Hainan gibbons started to use the canopy bridge 176 days after installation. Females and small juveniles were the faithful users.

The Hainan gibbon (Nomascus hainanus) is described as "The world's most critically endangered primate." In fact, its numbers are said to be much lower than any other primate on Earth, with only about 30 individuals remaining for the entire species. It's found in just a single block of forest on Hainan Island, China, and nowhere else. 


The adult male is jet black with a hairy crest.

The female is golden yellow with a black crown patch.
The immature gibbon is black, regardless of gender.

Like so many similar creatures, it travels through the forest canopy, tree-to-tree. But major disturbances, like roads or landslides, can produce major gaps or gorges which seriously restrict its movements. This, in turn, can make it harder for it to feed or breed, but easier to be killed by predators.

Professional tree climber in action constructing the canopy bridge, December 2015. Mountaineering-grade ropes were tied to sturdy trees to provide connectivity at the forest gap created by a landslide.
All photos by Kadoorie Farm and Botanic.Garden.

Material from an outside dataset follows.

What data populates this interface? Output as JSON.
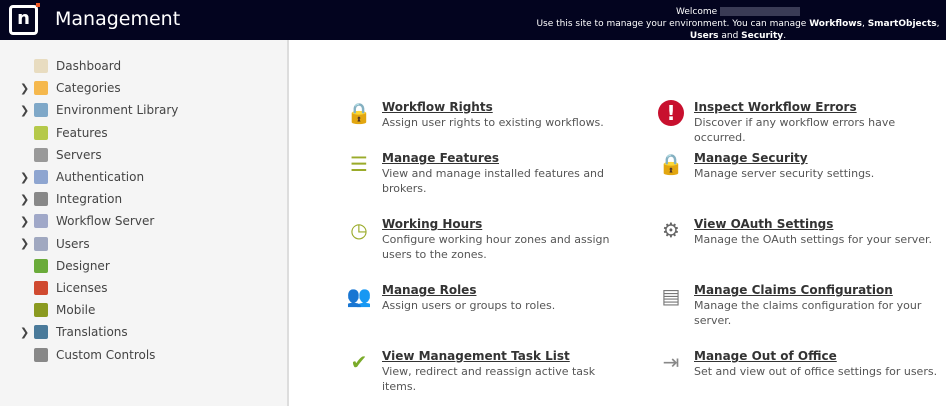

So researchers decided to conduct an experiment. In 2015, they installed motion sensor cameras and enlisted the help of professional tree-climbers (above). They used strong ropes tied to sturdy trees to bridge a 15-metre-wide gully formed by a natural landslide. It had become a barrier separating two areas of gibbon habitat.

After a wait of almost six months, their efforts paid off. The gibbons - mostly mothers with younger members of the family - were first captured on the camera traps - actually using the bridge. (See top photo, above.) Adult males and larger juveniles seemed to prefer leaping across the gap together, instead.

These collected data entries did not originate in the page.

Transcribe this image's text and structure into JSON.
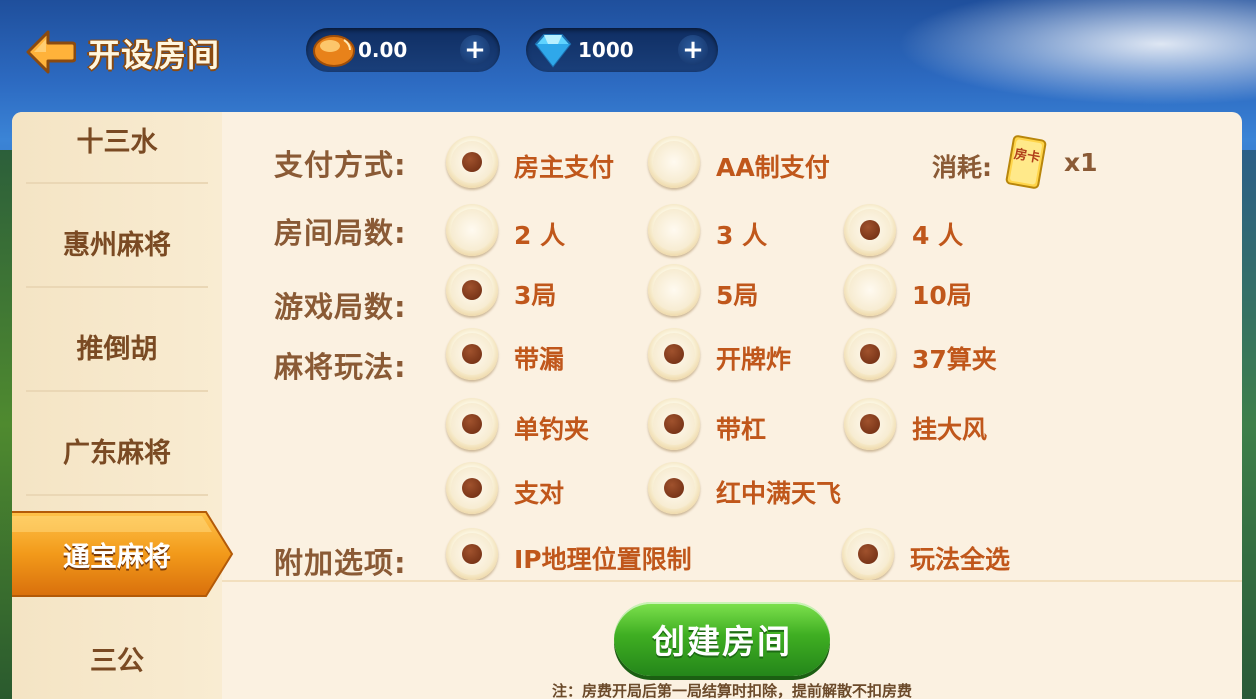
{
  "header": {
    "title": "开设房间",
    "gold_value": "0.00",
    "diamond_value": "1000",
    "back_icon": "back-arrow-icon",
    "gold_icon": "gold-bean-icon",
    "diamond_icon": "diamond-icon",
    "plus_label": "+"
  },
  "sidebar": {
    "items": [
      {
        "label": "十三水"
      },
      {
        "label": "惠州麻将"
      },
      {
        "label": "推倒胡"
      },
      {
        "label": "广东麻将"
      },
      {
        "label": "通宝麻将",
        "active": true
      },
      {
        "label": "三公"
      }
    ]
  },
  "form": {
    "payment": {
      "label": "支付方式:",
      "options": [
        {
          "text": "房主支付",
          "checked": true
        },
        {
          "text": "AA制支付",
          "checked": false
        }
      ],
      "consume_label": "消耗:",
      "card_text": "房卡",
      "consume_count": "x1"
    },
    "players": {
      "label": "房间局数:",
      "options": [
        {
          "text": "2 人",
          "checked": false
        },
        {
          "text": "3 人",
          "checked": false
        },
        {
          "text": "4 人",
          "checked": true
        }
      ]
    },
    "rounds": {
      "label": "游戏局数:",
      "options": [
        {
          "text": "3局",
          "checked": true
        },
        {
          "text": "5局",
          "checked": false
        },
        {
          "text": "10局",
          "checked": false
        }
      ]
    },
    "rules": {
      "label": "麻将玩法:",
      "options": [
        {
          "text": "带漏",
          "checked": true
        },
        {
          "text": "开牌炸",
          "checked": true
        },
        {
          "text": "37算夹",
          "checked": true
        },
        {
          "text": "单钓夹",
          "checked": true
        },
        {
          "text": "带杠",
          "checked": true
        },
        {
          "text": "挂大风",
          "checked": true
        },
        {
          "text": "支对",
          "checked": true
        },
        {
          "text": "红中满天飞",
          "checked": true
        }
      ]
    },
    "extra": {
      "label": "附加选项:",
      "options": [
        {
          "text": "IP地理位置限制",
          "checked": true
        },
        {
          "text": "玩法全选",
          "checked": true
        }
      ]
    }
  },
  "footer": {
    "create_label": "创建房间",
    "note": "注：房费开局后第一局结算时扣除，提前解散不扣房费"
  },
  "colors": {
    "accent_text": "#c0571b",
    "label_text": "#8a5a35",
    "button_green": "#3fae22"
  }
}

Well over a year after the experiment began, more than two hundred photos and over fifty videos showed many gibbons belonging to the family group involved in the study, using the bridge. (Gibbons are territorial and live in family groups.)

As the authors conclude, "The study highlights the use and value of rope bridges to connect gaps in forest canopies. Although restoring natural forest should be a priority conservation intervention, artificial canopy bridges may be useful short-term solutions."  

In an e-mail to PinP, the head of the study, Dr. Bosco Chan of the Kadoorie Conservation China Dept. in Hong Kong, explains further. 

"Landslides created by heavy rains occur throughout Hainan Island, and I believe it is very common in areas affected by tropical cyclones throughout the world. So, yes I believe rope bridges can provide short-term solution to restore forest canopy connectivity in these places.

"In fact, artificial canopy bridges are quite widely applied in South America, Australia, and also see some attempts in Africa and more recently Asia, for natural disasters like the one we described, but also in forest fragmented by roads, pipelines and other artificial structures or disturbances.

"I do not believe the survivorship of this critically-endangered gibbon relies on building canopy bridges. But it surely helps alleviate impacts of forest fragmentation locally."

The findings were published earlier today in Nature.